ZnO Nano-particle-reinforced Sn58Bi Low Temperature Solder for Flexible Display Application
Jang Baeg Kim(김장백),Sri Harini Rajendran(라젠드란 스리 하리니),Hye Jun Kang(강혜준),Jae Pil Jung(정재필) 대한용접·접합학회 2021 대한용접학회 특별강연 및 학술발표대회 개요집 Vol.2021 No.5
With the WEEE (2012-19-EU) and RoHS (2002-95-EU) implementation, series of lead-free solders has been developed to meet the demands for various temperature ranges. Sn-58Bi solder is an interesting low-temperature candidate which meets the environmental standards of consumer electronics with good structural and mechanical reliability. However, presence of coarse Bi phase remains a serious concern in terms of mechanical reliability.
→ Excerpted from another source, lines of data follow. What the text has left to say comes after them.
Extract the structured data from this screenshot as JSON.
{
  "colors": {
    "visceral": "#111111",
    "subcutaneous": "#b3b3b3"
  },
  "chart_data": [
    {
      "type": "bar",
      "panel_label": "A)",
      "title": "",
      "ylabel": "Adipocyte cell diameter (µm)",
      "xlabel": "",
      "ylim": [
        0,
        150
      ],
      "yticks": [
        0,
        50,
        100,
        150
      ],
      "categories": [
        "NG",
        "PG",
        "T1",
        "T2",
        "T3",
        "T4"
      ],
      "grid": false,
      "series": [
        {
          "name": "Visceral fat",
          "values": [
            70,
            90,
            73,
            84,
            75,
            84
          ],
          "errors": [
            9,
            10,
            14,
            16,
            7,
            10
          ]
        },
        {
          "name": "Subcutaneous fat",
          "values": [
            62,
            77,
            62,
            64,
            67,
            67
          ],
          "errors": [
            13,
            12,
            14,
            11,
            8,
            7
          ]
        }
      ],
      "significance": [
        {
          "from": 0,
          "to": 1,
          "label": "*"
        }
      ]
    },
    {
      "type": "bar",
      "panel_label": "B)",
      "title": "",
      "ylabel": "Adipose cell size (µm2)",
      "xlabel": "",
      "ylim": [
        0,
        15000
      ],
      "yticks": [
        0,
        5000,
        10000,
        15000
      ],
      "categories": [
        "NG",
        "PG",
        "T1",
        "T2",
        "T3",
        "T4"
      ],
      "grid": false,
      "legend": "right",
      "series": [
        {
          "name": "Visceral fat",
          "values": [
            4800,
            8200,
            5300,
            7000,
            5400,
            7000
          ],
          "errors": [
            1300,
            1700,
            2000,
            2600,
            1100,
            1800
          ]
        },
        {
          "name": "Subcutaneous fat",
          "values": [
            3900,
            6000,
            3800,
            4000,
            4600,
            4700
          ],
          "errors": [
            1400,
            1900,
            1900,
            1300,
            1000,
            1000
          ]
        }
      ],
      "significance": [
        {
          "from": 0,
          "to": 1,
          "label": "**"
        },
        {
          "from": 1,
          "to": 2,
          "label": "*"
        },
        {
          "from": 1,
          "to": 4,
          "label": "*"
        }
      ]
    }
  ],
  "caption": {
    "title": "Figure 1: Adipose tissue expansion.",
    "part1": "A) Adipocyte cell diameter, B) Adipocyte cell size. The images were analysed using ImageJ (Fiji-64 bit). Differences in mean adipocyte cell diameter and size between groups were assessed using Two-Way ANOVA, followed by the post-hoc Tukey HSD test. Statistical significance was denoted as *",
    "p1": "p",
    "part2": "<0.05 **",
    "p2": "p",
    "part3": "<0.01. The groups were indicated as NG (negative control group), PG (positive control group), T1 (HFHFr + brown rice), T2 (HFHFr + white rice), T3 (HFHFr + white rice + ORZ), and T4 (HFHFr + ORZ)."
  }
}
Many methods have been adopted by the researches to enhance the reliability of Sn-Bi solders such as micro-alloying and the addition of second phase nanoparticles. Whereas nanoparticles are found to enhance the mechanical properties to a greater extent. The Sn58Bi low temperature solder can be applied to flexible display application. In the present work, ZrO2 nanoparticles were used as an additive in Sn-58Bi solder. The microstructure and spreading of Sn58Bi nanocomposite solder have been characterized by Scanning electron microscope and spreading test. Addition of ZnO nanoparticles is found to reduce the Sn-Bi interphase spacing and enhanced the spreading kinetics of Sn58Bi solder. Also, nanoparticles enhanced the tensile strength of Sn58Bi solder by dispersion strengthening. Ductility of Sn58Bi solder is enhanced for lower ZnO additions with dominant bulge fracture. However, at higher additions fracture surface is dominated by cleavage fracture.